Il 9 maggio 2023 il Presidente del Consiglio, Giorgia Meloni, ha partecipato al confronto con le opposizioni sulle riforme istituzionali alla Camera dei Deputati, nella Biblioteca del Presidente. Hanno partecipato agli incontri i Vice Presidenti del Consiglio, Matteo Salvini e Antonio Tajani, il ministro per le Riforme istituzionali e la semplificazione normativa, Maria Elisabetta Alberti Casellati; il ministro per i Rapporti con il Parlamento, Luca Ciriani, i sottosegretari alla Presidenza del Consiglio, Alfredo Mantovano e Giovanbattista Fazzolari, e il costituzionalista Francesco Saverio Marini.
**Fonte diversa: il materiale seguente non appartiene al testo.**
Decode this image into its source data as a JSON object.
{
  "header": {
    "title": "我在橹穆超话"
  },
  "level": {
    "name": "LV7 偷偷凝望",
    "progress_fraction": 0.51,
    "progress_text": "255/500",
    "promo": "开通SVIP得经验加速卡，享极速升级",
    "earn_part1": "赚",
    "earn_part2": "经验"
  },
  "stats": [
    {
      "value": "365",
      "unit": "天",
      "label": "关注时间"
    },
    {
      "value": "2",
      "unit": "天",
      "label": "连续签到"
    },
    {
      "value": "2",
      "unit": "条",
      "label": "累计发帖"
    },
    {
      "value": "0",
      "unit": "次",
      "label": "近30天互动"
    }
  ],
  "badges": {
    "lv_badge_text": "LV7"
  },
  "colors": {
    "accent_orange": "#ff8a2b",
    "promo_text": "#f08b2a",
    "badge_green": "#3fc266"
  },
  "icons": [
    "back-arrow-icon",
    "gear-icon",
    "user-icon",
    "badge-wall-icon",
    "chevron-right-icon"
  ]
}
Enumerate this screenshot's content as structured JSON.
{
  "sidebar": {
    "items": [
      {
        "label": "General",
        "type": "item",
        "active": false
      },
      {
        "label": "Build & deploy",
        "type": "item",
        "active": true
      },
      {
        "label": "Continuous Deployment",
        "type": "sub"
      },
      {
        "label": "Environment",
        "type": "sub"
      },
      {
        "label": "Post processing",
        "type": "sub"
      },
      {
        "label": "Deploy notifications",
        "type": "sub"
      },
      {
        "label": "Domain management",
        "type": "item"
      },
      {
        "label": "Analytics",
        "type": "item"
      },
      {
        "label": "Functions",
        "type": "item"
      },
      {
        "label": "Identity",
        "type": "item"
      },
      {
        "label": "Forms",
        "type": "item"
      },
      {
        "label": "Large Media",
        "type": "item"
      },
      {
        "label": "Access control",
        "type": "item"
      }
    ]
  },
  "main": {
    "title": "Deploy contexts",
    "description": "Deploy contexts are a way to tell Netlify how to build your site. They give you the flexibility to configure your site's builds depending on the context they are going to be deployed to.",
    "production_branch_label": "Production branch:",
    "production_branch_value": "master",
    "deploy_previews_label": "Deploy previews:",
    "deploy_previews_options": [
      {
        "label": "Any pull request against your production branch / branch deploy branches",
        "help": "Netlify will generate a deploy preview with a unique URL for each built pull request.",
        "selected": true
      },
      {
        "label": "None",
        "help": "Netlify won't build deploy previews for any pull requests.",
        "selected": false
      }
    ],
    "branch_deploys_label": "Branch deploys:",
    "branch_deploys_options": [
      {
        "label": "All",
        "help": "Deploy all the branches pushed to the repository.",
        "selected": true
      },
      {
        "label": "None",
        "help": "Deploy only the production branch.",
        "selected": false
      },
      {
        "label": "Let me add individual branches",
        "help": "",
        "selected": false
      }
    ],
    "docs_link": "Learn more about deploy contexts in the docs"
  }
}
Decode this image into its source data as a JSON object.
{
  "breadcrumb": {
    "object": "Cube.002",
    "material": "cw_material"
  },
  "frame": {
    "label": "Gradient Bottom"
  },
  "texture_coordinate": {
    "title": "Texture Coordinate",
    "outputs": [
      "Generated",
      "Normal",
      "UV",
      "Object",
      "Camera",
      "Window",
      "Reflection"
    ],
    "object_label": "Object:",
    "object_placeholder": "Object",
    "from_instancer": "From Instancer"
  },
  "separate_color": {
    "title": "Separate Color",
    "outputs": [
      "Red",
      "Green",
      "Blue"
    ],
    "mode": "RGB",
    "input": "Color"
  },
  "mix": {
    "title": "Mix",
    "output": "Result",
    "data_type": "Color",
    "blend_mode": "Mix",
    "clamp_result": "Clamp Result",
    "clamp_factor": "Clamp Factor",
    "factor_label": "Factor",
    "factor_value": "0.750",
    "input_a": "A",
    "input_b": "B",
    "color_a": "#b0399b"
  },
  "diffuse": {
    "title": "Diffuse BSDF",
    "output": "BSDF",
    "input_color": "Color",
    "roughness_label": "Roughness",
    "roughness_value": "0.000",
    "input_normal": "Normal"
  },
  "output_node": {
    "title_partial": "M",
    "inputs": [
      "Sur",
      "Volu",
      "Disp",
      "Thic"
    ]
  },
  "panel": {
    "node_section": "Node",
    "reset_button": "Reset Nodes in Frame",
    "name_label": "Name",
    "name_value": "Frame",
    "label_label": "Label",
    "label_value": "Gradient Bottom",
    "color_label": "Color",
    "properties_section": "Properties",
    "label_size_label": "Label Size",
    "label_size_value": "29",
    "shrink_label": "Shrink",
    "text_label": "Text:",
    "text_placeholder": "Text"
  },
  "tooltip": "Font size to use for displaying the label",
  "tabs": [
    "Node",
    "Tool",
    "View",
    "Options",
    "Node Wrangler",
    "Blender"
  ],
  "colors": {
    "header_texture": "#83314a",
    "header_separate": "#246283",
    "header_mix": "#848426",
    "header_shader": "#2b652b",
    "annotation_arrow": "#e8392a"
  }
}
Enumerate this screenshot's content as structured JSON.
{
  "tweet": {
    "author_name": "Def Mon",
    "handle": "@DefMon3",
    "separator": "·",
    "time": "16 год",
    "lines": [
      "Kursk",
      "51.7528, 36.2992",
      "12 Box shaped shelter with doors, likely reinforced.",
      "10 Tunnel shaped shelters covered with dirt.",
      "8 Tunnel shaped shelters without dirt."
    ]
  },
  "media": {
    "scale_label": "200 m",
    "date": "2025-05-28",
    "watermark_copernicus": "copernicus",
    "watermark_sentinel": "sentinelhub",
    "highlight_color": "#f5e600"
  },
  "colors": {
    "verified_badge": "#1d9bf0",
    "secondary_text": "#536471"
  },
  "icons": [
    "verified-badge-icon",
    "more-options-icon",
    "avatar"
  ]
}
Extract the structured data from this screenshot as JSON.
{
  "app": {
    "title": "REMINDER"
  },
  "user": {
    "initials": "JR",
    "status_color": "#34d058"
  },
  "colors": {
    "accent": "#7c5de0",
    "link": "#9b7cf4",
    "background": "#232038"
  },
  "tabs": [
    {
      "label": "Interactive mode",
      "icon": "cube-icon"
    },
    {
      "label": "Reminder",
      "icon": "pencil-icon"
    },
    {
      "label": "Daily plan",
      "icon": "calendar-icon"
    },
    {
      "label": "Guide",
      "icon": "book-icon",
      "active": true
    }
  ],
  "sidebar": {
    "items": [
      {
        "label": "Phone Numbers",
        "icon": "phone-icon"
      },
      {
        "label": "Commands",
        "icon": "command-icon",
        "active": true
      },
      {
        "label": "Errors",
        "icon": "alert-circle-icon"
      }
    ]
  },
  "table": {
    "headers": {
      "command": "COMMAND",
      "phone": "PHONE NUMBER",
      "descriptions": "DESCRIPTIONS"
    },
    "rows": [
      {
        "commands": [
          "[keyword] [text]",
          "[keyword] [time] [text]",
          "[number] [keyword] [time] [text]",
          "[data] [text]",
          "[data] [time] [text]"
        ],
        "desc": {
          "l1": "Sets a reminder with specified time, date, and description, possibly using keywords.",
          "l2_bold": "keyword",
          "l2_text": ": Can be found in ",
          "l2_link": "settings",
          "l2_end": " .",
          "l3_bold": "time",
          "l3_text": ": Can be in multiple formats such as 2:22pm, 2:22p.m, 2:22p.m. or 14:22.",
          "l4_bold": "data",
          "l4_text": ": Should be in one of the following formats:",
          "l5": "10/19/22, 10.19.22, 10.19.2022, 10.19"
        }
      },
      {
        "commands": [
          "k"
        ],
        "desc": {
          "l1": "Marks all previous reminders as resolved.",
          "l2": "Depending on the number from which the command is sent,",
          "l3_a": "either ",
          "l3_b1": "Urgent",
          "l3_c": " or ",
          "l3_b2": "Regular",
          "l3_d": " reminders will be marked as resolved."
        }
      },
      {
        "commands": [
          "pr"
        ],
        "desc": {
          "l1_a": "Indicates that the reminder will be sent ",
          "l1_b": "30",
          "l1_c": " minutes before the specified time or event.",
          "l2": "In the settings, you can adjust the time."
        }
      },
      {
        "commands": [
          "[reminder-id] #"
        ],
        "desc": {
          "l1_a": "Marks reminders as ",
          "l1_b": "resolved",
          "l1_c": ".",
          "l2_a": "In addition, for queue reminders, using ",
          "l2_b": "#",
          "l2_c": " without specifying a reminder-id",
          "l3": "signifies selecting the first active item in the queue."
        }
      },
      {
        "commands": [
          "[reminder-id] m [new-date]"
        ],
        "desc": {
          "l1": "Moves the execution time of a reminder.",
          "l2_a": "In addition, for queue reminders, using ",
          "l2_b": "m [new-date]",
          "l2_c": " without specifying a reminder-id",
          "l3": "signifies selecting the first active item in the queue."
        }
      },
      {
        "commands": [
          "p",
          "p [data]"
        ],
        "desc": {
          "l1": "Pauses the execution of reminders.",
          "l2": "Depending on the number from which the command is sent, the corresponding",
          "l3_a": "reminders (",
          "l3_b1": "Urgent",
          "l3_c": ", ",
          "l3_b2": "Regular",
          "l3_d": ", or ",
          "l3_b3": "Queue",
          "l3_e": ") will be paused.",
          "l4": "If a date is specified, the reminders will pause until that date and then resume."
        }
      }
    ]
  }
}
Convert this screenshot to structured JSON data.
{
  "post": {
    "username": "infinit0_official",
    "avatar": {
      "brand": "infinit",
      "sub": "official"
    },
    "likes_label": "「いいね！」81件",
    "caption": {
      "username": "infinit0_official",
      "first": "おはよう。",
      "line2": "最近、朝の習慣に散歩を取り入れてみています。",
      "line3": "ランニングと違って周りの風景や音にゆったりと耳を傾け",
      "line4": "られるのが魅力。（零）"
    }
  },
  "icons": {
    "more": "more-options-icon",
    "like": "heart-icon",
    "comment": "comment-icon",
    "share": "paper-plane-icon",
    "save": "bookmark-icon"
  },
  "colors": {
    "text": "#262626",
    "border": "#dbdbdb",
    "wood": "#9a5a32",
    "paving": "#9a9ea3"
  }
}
Al termine della lunga giornata il premier ha rilasciato le dichiarazioni alla stampa, affermando che “la giornata di dialogo è stata proficua, molto interessante.”
Giorgia Meloni ha ribadito come la priorità del governo sia quella di “riformare le istituzioni della Repubblica, sostanzialmente per garantire degli obiettivi che sono per noi irrinunciabili.”
Tali obiettivi riguardano la stabilità dei governi e delle legislature e il rispetto del voto dei cittadini nelle urne.
Precisamente per questo motivo si è deciso di avviare l’interlocuzione con le forze di opposizione, per capire se vi fosse convergenza su questi obiettivi e conseguentemente capire quale potesse essere il sistema maggiormente condiviso dalle parti. Per questo il governo ha volutamente deciso di non proporre alcuna soluzione preconfezionata, in modo da rendere il momento del dialogo il più “aperto, franco e collaborativo”, come si è rilevato essere. Il Governo intende quindi accogliere tutte le valutazioni per formulare una proposta adeguata, fermo restando l’impegno preso con i cittadini, che è quello di consentire il rispetto delle loro indicazioni di voto e di consentire che la nostra sia una democrazia matura nella quale i governi non cambiano dopo un anno e mezzo.
La riforma istituzionale intende modificare un sistema che, ad oggi, non è più adeguato a garantire stabilità all’Italia. Infatti, come dimostrano i fatti, negli ultimi vent’anni circa abbiamo assistito ad una situazione di crescente instabilità politica italiana, che “ha prodotto la nostra debolezza economica, per cui non abbiamo una strategia su moltissime cose, e ha prodotto problemi di credibilità all’estero.”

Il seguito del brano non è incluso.